After two years of static negotiations on a new labor deal, NBA owners voted Thursday to impose a lockout at midnight, sending the league into a bleak and uncertain offseason.
"Needless to say, we're disappointed that this is where we find ourselves," Adam Silver, the deputy commissioner, said after negotiators emerged from a final three-hour bargaining session at a Manhattan hotel.
Despite several meetings over the past few weeks, and modest movement on both sides, the parties remained separated by several billion dollars over the life of a new collective bargaining agreement. Over the past week of talks, each side accused the other of misrepresenting its proposals.
With no discernible momentum, league negotiators led by commissioner David Stern and Peter Holt, the Spurs owner, recommended the lockout, which was authorized in a conference call with the NBA's labor committee Thursday evening.
Negotiations will continue, however, with both sides sounding wary of moving the battle to the courts. Billy Hunter, the executive director of the players association, said the union had no immediate plans to decertify — a move that would serve as the precursor to an antitrust lawsuit.

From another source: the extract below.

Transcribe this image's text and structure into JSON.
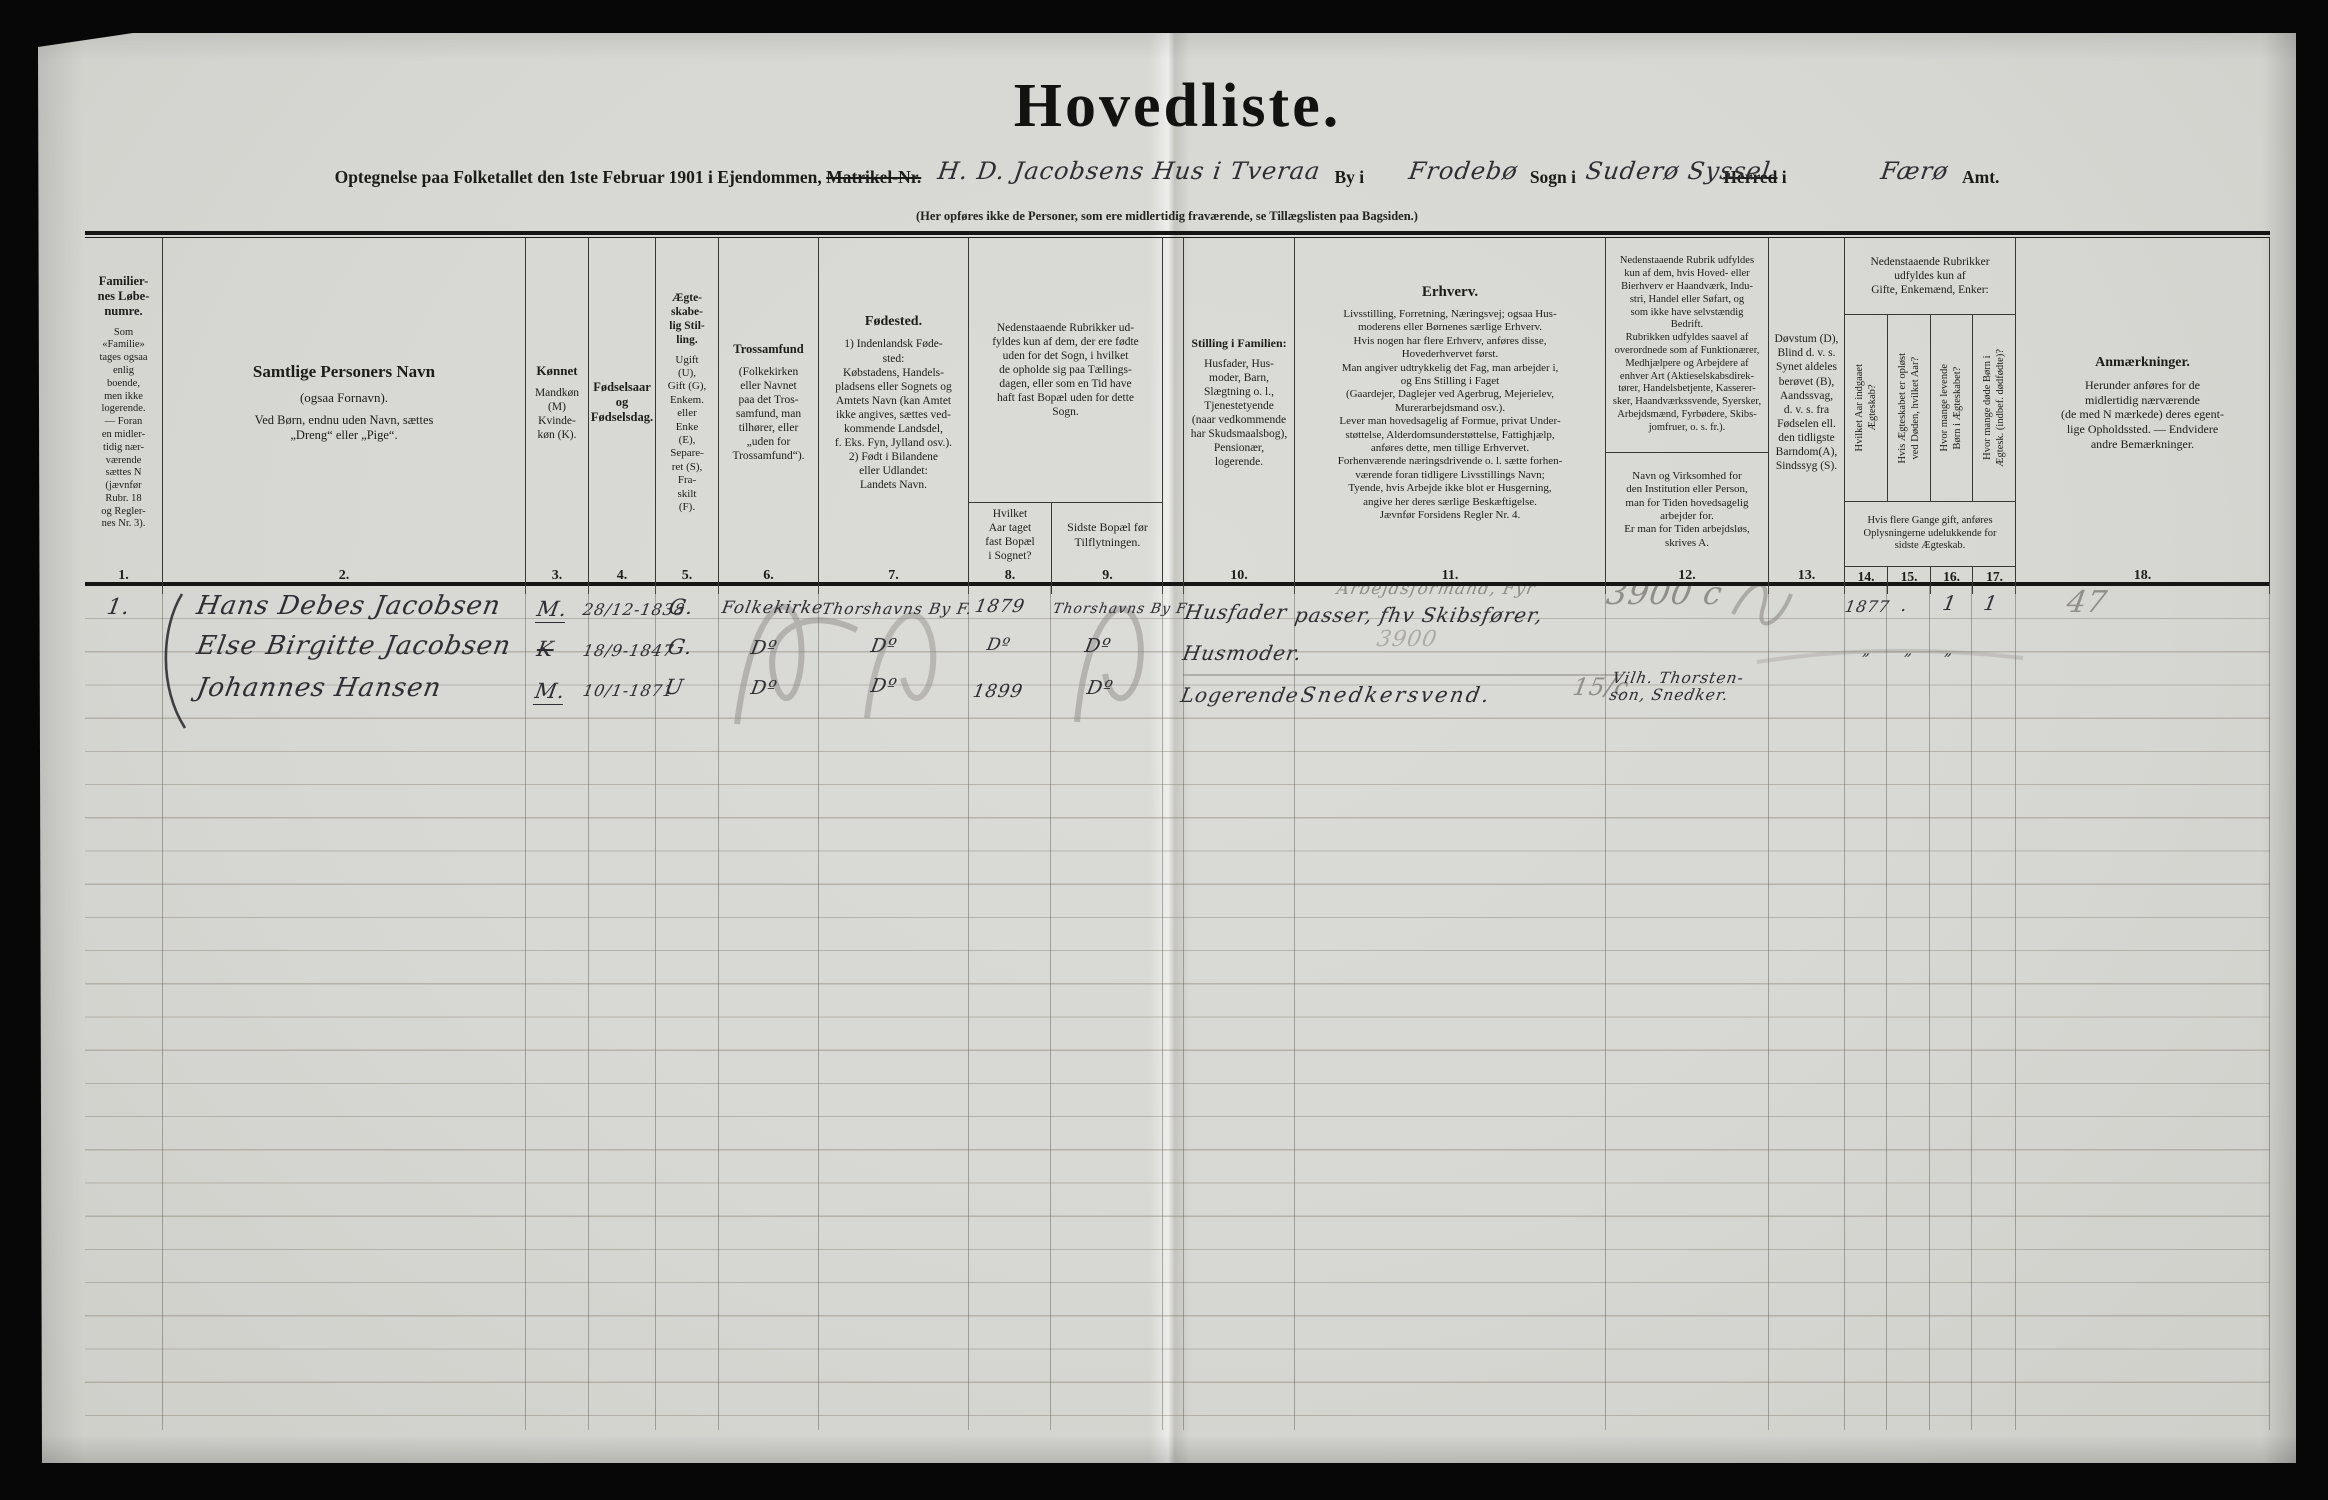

"We're going to continue to negotiate, we've already agreed," Hunter said. "That was sort of the closing agreement up there, that we would not let the imposition of a lockout stop us from meeting."
The next session could come within the next two weeks, after the union receives additional financial documents from the league. In the meantime, all league business will cease.
Players and teams are barred from communicating with each other, even through intermediaries, like agents and family members. Paychecks and league-paid health care will be suspended. No trades or signings are allowed. Free agency, which would have begun today, will be delayed indefinitely.
From the beginning, owners have been pushing for a hard salary cap, shorter contracts and a reduction in salaries of about $750 million a year, a package that would be the most significant change to the system in 25 years. The players adamantly oppose a hard cap, preferring to keep the current soft-cap system, with modest changes to save the owners money.
Despite annual revenue of about $3.8 billion, NBA officials say the existing system is broken, with 22 of 30 teams losing money, and league-wide losses exceeding $300 million a year.
Stern warned there is no telling how long a lockout might last.
"I'm not scared," Stern said. "I'm resigned to the potential damage that it can cause to our league" and to the people who make their living in and around the NBA. He added: "As we get deeper into it, these things have a capacity to take on a life of their own. You never can predict what will happen."
Cavs trade Hickson to Kings: J.J. Hickson's athleticism and potential made him a budding star. His inconsistency made him maddening and expendable. The Cavaliers decided it was time to move on without him, trading Hickson to the Kings for forward Omri Casspi and a future first-round pick. Hickson spent three mostly productive seasons in Cleveland, but his days were numbered when the club drafted Texas forward Tristan Thompson with the No. 4 overall pick last week.
Lakers: Guard Shannon Brown has opted out of his contract, becoming an unrestricted free agent. He has averaged 7.9 points, 2.0 rebounds and 1.2 assists since being acquired from Charlotte in February 2009. He was part of two NBA championship teams with Los Angeles.